This article was written for Annabel & Grace, which is now part of Rest Less.
Grace and I both love being the age we are; ageism is never in style on our online magazine. We always write positively about life after 60. However, I am now thinking more about Life after Lockdown. My age is just a number or, in Lockdown speak – a Vaccine Tier, in my case, Tier 7.
These past 12 months have propelled us through a rollercoaster of emotions. Everyone has experienced highs and lows; there has been no strict schedule of when and why. One day I can wake up feeling positive because help, in the form of a vaccine, is on its way. Meanwhile, on other days I lie in bed wondering whether we will ever go back to the way we lived before the pandemic. I have never been a person to look back, but this pandemic has made me nostalgic for times past – and not times so long ago.
One of the issues I have had is that this is a problem that we can do nothing about, i.e. we are reliant on others to sort it. All I can do is try to protect my family and myself. As a mother, one’s role is to solve problems, however big or small they may be, and this pandemic has made us feel so helpless.
We are a nation that normally has a huge sense of humour, but laughing seems unacceptable. People seem miserable or angry. With the wearing of masks, we can’t even smile at strangers to spread a little cheer.
We have all had to find de-stressing activities. It used to be that once I finished my work, I changed into some loungewear, grabbed a glass of wine and found my husband for a catch-up chat on our day. Now I am permanently in loungewear, I am with my husband all day, and there is nothing to catch up on. Television doesn’t always relax me, and sometimes I find it difficult to concentrate on a book.
Our day has become a routine with little or no diversity. We don’t have diaries, we rarely look at our watches, and we don’t make plans as there is no point as everything is so uncertain. We live in the ‘Now’ which must be so much better for us. When I went on a Buddhism course, I was taught that living in the now was the best thing for us. I remember trying hard to do so. However, our lives and minds were so full of memories and plans it was hard to empty our minds to be truly living in the now. Life after 60 was, in my mind, time to do all the things I hadn’t had time to do before. It certainly wasn’t time to slow down.

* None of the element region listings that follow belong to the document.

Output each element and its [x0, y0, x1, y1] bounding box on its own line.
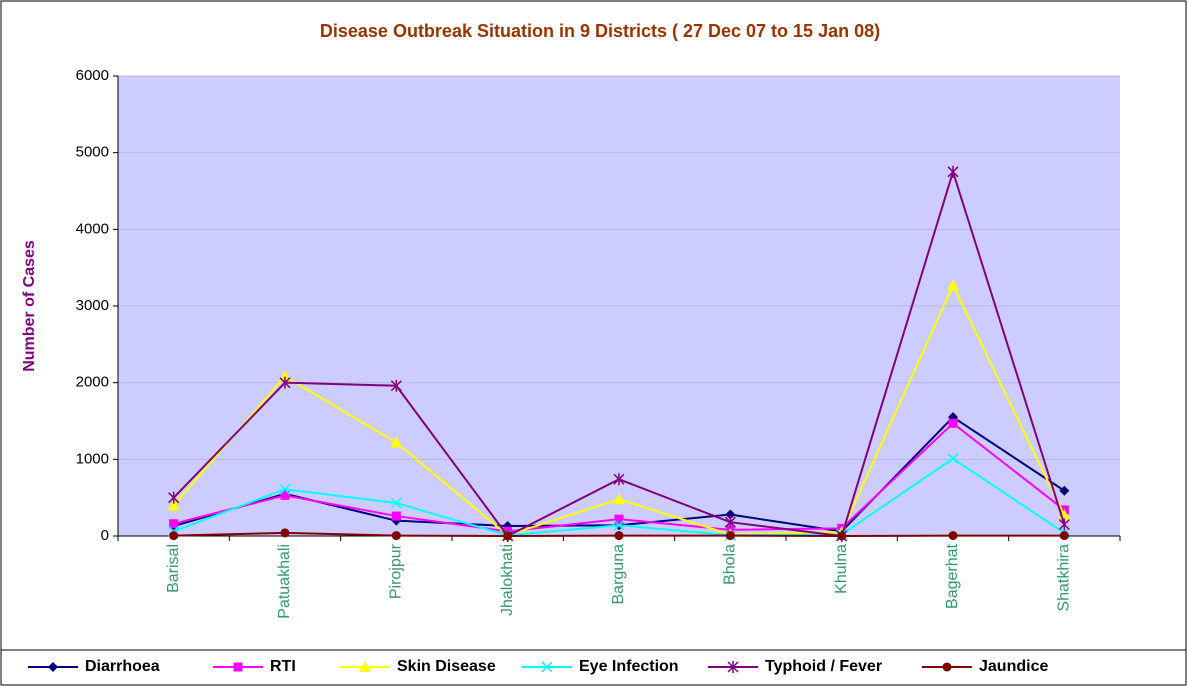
legend-label: RTI [270, 658, 296, 675]
marker [948, 418, 958, 428]
y-tick-label: 2000 [76, 374, 109, 391]
marker [167, 499, 180, 511]
marker [390, 436, 403, 448]
x-tick-label: Bagerhat [944, 543, 961, 608]
marker [613, 493, 625, 505]
marker [837, 531, 847, 541]
marker [942, 662, 952, 672]
y-axis-label: Number of Cases [21, 240, 38, 372]
marker [725, 531, 735, 541]
y-tick-label: 6000 [76, 67, 109, 84]
marker [727, 661, 739, 673]
legend-label: Jaundice [979, 658, 1048, 675]
x-tick-label: Barisal [165, 544, 182, 593]
y-tick-label: 0 [101, 527, 109, 544]
marker [391, 531, 401, 541]
chart-title: Disease Outbreak Situation in 9 District… [320, 21, 880, 41]
marker [279, 483, 291, 495]
marker [359, 661, 371, 672]
marker [48, 662, 58, 672]
x-tick-label: Patuakhali [276, 544, 293, 619]
x-tick-label: Khulna [833, 544, 850, 594]
marker [233, 662, 243, 672]
marker [280, 528, 290, 538]
x-tick-label: Barguna [610, 544, 627, 605]
legend-label: Diarrhoea [85, 658, 160, 675]
marker [390, 497, 402, 509]
x-tick-label: Shatkhira [1056, 544, 1073, 612]
y-tick-label: 5000 [76, 144, 109, 161]
marker [169, 531, 179, 541]
marker [280, 490, 290, 500]
marker [503, 531, 513, 541]
y-tick-label: 3000 [76, 297, 109, 314]
legend-label: Skin Disease [397, 658, 496, 675]
marker [724, 516, 736, 529]
marker [1059, 531, 1069, 541]
marker [279, 376, 291, 389]
marker [391, 511, 401, 521]
marker [725, 509, 736, 520]
marker [613, 473, 625, 486]
marker [169, 519, 179, 529]
marker [614, 514, 624, 524]
marker [168, 491, 180, 504]
marker [947, 453, 959, 465]
marker [390, 379, 402, 392]
x-tick-label: Jhalokhati [499, 544, 516, 616]
marker [614, 531, 624, 541]
y-tick-label: 4000 [76, 220, 109, 237]
marker [613, 519, 625, 531]
marker [948, 531, 958, 541]
marker [541, 661, 553, 673]
x-tick-label: Bhola [722, 544, 739, 585]
marker [947, 279, 959, 291]
y-tick-label: 1000 [76, 450, 109, 467]
legend-label: Typhoid / Fever [765, 658, 882, 675]
marker [1059, 485, 1070, 496]
marker [947, 165, 959, 178]
marker [1058, 518, 1070, 531]
legend-label: Eye Infection [579, 658, 679, 675]
legend-box [0, 649, 1187, 686]
x-tick-label: Pirojpur [388, 543, 405, 599]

I have revisited one pastime that I have always enjoyed but have not had time to indulge until lockdown – jigsaw puzzles. I am now on my fourth in four weeks. It is the one thing that makes me switch off and is very satisfying. I have a Puzzle buddy, so we regularly swap puzzles.

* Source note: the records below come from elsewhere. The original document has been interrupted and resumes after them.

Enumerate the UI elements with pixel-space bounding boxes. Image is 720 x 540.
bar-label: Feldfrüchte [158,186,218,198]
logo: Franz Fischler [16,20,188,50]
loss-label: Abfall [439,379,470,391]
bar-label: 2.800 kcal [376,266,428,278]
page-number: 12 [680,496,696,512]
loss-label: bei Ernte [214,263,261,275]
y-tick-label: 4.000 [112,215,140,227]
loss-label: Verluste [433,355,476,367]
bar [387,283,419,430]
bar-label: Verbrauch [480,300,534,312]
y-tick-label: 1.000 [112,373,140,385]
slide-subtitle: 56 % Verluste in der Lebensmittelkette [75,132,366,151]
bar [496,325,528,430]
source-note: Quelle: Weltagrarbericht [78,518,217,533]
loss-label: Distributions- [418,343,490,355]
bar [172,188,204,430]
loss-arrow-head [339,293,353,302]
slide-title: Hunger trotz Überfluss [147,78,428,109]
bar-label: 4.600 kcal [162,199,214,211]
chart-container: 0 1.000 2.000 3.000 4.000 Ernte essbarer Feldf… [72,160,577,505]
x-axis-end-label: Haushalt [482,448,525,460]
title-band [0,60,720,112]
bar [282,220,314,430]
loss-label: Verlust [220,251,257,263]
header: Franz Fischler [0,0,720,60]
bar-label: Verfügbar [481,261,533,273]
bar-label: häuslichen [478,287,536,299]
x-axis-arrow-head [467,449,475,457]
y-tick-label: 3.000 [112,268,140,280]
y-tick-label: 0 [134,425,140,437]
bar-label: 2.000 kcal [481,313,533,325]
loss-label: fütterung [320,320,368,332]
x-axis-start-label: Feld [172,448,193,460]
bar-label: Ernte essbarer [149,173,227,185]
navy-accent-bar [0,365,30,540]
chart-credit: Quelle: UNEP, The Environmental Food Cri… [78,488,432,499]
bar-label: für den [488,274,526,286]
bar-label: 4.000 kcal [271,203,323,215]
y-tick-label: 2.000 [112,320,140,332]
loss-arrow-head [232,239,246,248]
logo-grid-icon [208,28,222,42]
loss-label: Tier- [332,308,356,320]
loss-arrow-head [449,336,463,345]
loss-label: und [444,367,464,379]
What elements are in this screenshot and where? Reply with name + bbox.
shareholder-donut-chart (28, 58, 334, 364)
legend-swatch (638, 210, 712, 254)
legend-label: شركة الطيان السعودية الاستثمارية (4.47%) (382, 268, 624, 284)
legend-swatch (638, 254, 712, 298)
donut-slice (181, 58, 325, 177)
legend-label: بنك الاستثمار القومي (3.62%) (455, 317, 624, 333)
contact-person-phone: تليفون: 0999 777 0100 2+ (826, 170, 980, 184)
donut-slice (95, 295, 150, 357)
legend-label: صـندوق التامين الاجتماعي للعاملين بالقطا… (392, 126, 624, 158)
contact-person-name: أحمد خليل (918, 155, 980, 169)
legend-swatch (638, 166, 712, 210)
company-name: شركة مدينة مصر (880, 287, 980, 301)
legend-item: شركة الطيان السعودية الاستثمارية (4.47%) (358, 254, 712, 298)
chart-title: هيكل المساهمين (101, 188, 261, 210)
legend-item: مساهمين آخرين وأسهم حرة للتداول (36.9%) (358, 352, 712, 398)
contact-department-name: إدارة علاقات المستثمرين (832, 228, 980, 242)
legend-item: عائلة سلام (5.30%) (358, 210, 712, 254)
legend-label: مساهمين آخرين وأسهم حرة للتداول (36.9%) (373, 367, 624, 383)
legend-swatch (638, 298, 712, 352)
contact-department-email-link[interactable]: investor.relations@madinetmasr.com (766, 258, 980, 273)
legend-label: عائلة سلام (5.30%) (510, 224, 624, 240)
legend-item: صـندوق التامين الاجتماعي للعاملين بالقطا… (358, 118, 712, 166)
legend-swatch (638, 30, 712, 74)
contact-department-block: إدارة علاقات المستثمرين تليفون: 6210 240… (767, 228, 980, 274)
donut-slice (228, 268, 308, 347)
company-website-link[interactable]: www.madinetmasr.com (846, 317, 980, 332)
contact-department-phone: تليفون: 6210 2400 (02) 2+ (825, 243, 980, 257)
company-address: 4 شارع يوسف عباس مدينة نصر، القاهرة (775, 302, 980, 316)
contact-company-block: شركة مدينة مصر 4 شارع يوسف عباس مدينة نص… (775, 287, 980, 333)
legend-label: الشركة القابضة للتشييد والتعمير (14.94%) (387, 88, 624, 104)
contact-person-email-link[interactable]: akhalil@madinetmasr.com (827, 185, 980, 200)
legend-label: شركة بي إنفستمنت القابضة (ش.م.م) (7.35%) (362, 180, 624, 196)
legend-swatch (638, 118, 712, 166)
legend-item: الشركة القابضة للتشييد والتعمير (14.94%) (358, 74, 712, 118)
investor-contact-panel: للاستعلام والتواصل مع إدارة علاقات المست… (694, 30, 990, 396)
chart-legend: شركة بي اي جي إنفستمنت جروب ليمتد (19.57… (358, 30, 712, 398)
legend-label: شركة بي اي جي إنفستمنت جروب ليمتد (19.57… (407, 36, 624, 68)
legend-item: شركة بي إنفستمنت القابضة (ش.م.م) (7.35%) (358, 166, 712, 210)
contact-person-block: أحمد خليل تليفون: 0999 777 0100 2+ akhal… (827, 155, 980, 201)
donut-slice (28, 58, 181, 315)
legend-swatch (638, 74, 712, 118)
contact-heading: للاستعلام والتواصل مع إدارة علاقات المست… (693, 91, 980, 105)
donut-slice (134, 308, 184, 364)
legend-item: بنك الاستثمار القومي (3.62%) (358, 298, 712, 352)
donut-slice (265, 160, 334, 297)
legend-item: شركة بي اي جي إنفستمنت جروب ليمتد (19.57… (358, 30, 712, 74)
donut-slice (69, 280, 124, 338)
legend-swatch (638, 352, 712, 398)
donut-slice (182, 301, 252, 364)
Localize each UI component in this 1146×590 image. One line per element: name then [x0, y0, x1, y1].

I have also cleared out all my kitchen cupboards. It was time to get rid of all that chipped china and do a big cull so that I can now find things more easily. During this clear out, I found utensils and gadgets that I had no idea what they were for. I cannot remember using them and, if I haven’t used them up to now, then in my new life after 60 I definitely won’t need them.
Together, my husband and I went through all of our books and arranged them into sections. We have talked about doing it for years and never got around to it. So this was a good job done. Our kids took loads of the books that we discarded, and the rest have gone to charity.
Having said all of this, I long for the chaotic life pre-pandemic. Piles of books, clothes, post, lying around the house waiting to be sorted. Then falling into bed exhausted after a busy day whilst complaining that I have no time for myself. And of course, I miss hugging.
I will miss certain things from lockdown; Zoom calls with friends from around the world because we made time to schedule a call considering time differences. However, I will be so happy to catch up with local girlfriends in a coffee shop. I will really appreciate going on one of our girlfriend’s gossip saunters through the countryside with lots of women.
We seem to have been drowning in Covid and, before that, Brexit chat. The structure has gone from our week with no differentiation of the days. This morning I had to think long and hard about which day I was beginning. The radio has become my companion. I get my hugs from the dogs and my husband!
All being well on 21st June, Midsummer’s Day, we can mix and mingle. That date has lodged itself in my mind since Boris Johnson announced his lockdown-easing roadmap. As it is the longest day of the year, we will have plenty of daylight hours to party. People worldwide celebrate this day each year, known as the Summer solstice in the Northern Hemisphere and the Winter solstice in the Southern Hemisphere, with feasts, bonfires, picnics, and traditional songs and dances. We have been told that this is when all legal, social distancing restrictions will be no more, so whilst I won’t be going to a nightclub, my last visit to one of those sweaty venues was about 30 years ago; this tentative deadline does permit me to believe the light at the end of the tunnel isn’t a cruel mirage.
Let’s hope we all have something to celebrate and can then move forward and I can get my life after 60 back on track taking with me some of the positive things I have learned from lockdown.